Will robots ever have the same dexterity as humans? Professor Antonio Bicchi is working on the next-generation of artificial hands that can be programmed to adapt to different tasks and environments. The  promising results of his research could have a strong impact on engineering robotics as well as on rehabilitation technologies.

The human hand is an extremely complex system abundant in receptors, muscles and articular joints. For this reason, despite significant advances in humanoid robotics in recent years, current artificial hands either have limited functionality or lack adequate practicality and robustness. Aiming at overcoming these constraints, Prof.
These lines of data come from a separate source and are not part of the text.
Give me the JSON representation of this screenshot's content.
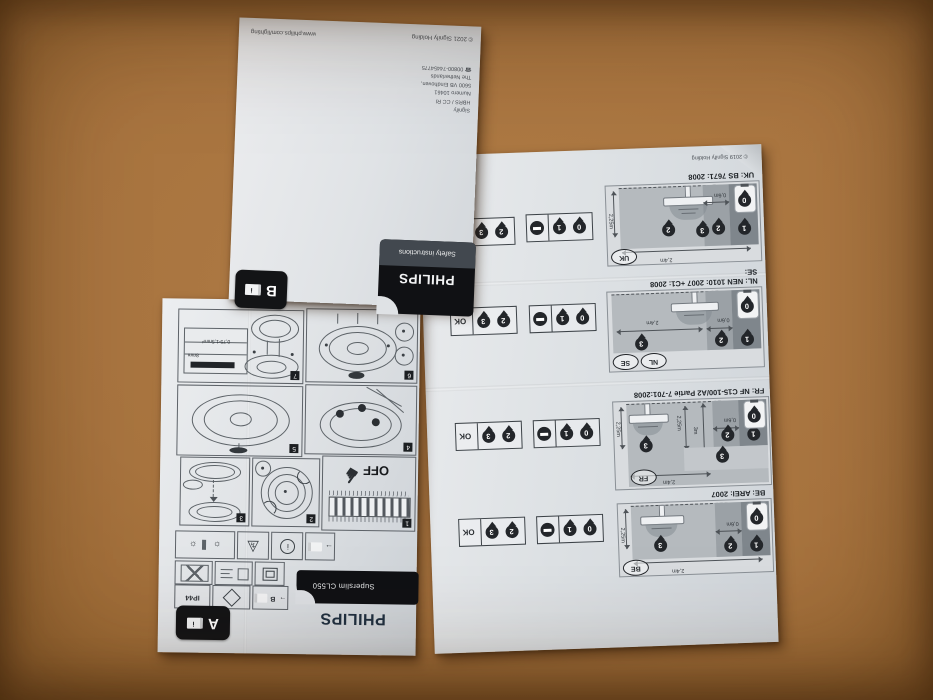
{
  "safety_leaflet": {
    "brand": "PHILIPS",
    "tab_label": "Safety instructions",
    "badge": "B",
    "website": "www.philips.com/lighting",
    "copyright": "© 2021 Signify Holding",
    "address_lines": [
      "Signify",
      "HBRS / CC RI",
      "Numero 10461",
      "5600 VB Eindhoven,",
      "The Netherlands",
      "00800-74454775"
    ]
  },
  "manual_leaflet": {
    "brand": "PHILIPS",
    "product": "Superslim CL550",
    "badge": "A",
    "off_label": "OFF",
    "ip_rating": "IP44",
    "wire_spec": "0,75-1,5mm²",
    "strip_length": "8mm",
    "steps": [
      "1",
      "2",
      "3",
      "4",
      "5",
      "6",
      "7"
    ]
  },
  "zones_sheet": {
    "copyright": "© 2019 Signify Holding",
    "ok_label": "OK",
    "zone_labels": {
      "z0": "0",
      "z1": "1",
      "z2": "2",
      "z3": "3"
    },
    "sections": [
      {
        "id": "uk",
        "heading": "UK: BS 7671: 2008",
        "countries": [
          "UK"
        ],
        "width": "2,4m",
        "height": "2,25m",
        "gap": "0,6m"
      },
      {
        "id": "nl-se",
        "subheading": "SE:",
        "heading": "NL: NEN 1010: 2007 +C1: 2008",
        "countries": [
          "SE",
          "NL"
        ],
        "width": "2,4m",
        "gap": "0,6m"
      },
      {
        "id": "fr",
        "heading": "FR: NF C15-100/A2 Partie 7-701:2008",
        "countries": [
          "FR"
        ],
        "width": "2,4m",
        "height": "2,25m",
        "height2": "2,25m",
        "height3": "3m",
        "gap": "0,6m"
      },
      {
        "id": "be",
        "heading": "BE: AREI: 2007",
        "countries": [
          "BE"
        ],
        "width": "2,4m",
        "height": "2,25m",
        "gap": "0,6m"
      }
    ]
  }
}
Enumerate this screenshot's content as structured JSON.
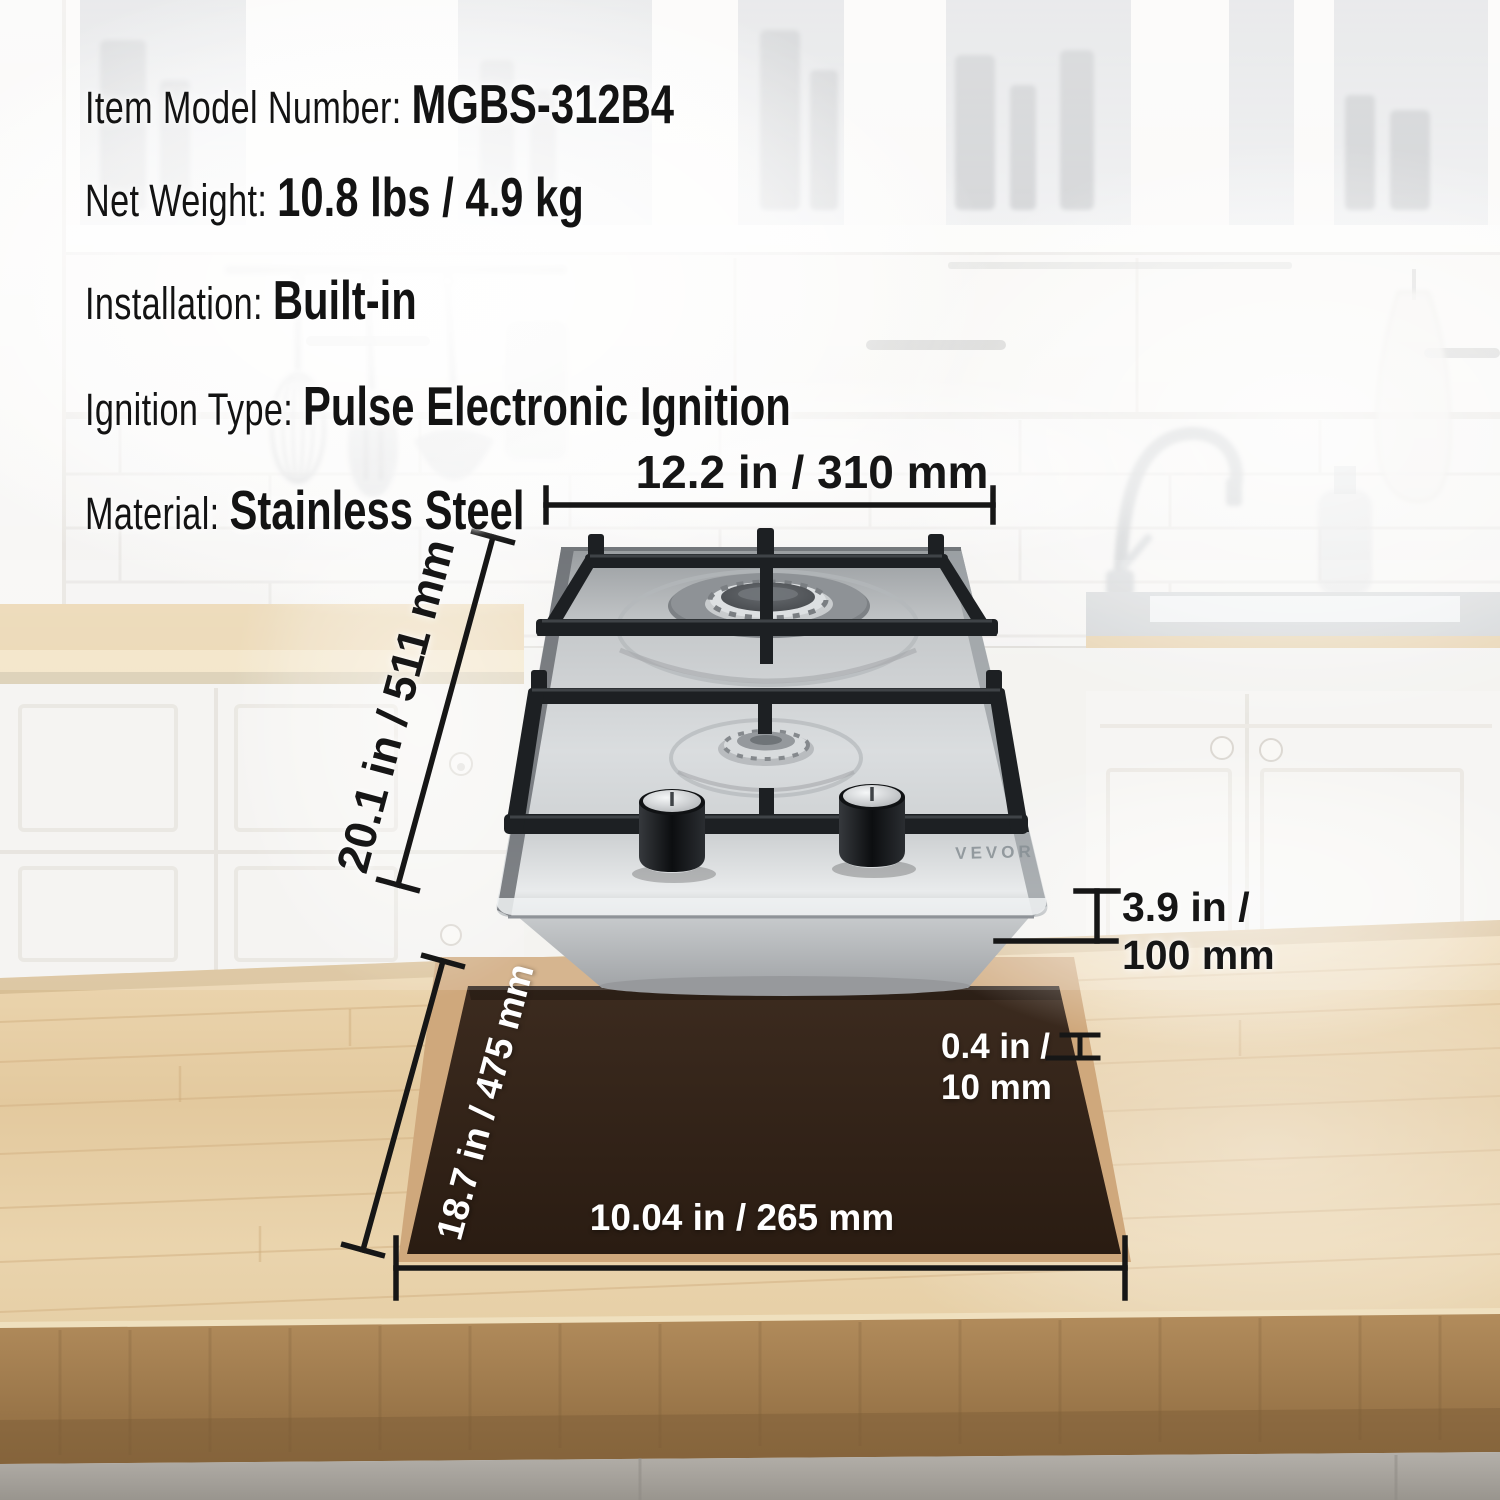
{
  "product": {
    "brand": "VEVOR",
    "specs": [
      {
        "label": "Item Model Number:",
        "value": "MGBS-312B4"
      },
      {
        "label": "Net Weight:",
        "value": "10.8 lbs / 4.9 kg"
      },
      {
        "label": "Installation:",
        "value": "Built-in"
      },
      {
        "label": "Ignition Type:",
        "value": "Pulse Electronic Ignition"
      },
      {
        "label": "Material:",
        "value": "Stainless Steel"
      }
    ]
  },
  "dimensions": {
    "cooktop_width": "12.2 in / 310 mm",
    "cooktop_depth": "20.1 in / 511 mm",
    "cooktop_height": "3.9 in /\n100 mm",
    "cutout_thickness": "0.4 in /\n10 mm",
    "cutout_depth": "18.7 in / 475 mm",
    "cutout_width": "10.04 in / 265 mm"
  },
  "colors": {
    "annotation_dark": "#161616",
    "annotation_light": "#ffffff",
    "cutout_fill": "#2e1f15",
    "cutout_rim": "#cfa87c",
    "steel": "#d6d9db",
    "wood_top": "#e6cfa6"
  }
}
Bicchi’s team has developed an artificial hand, called SoftHand, unique in its ability to distinguish between heavy and delicate objects. To achieve this result, researchers have worked on making a better hand by making it simpler. Simple is not easy, however, and the new development could only be based on the understanding of the sensorimotor system of human hand through a new approach based on the theory of soft synergies. First conceived to enable humanoid robots to do fine manipulation, SoftHand is currently being adapted to be used as a prosthesis enabling a human being to grasp and manipulate a wide variety of objects. The artificial hand is connected to the forearm via electrodes which register the electronic activity of the muscle. Then the signal is analysed by an electronic interface that communicates with the motor. When muscles contract, the motor is activated and the hand closes to pick up objects. This mechanism allows controlling not only the movement but also the force, making the artificial hand effective for both delicate and forceful manipulation tasks. The outcome of this project may provide the basis for further refinement of a high-performance prosthetic hand with superior functional capabilities and that could be produced at a comparatively low cost.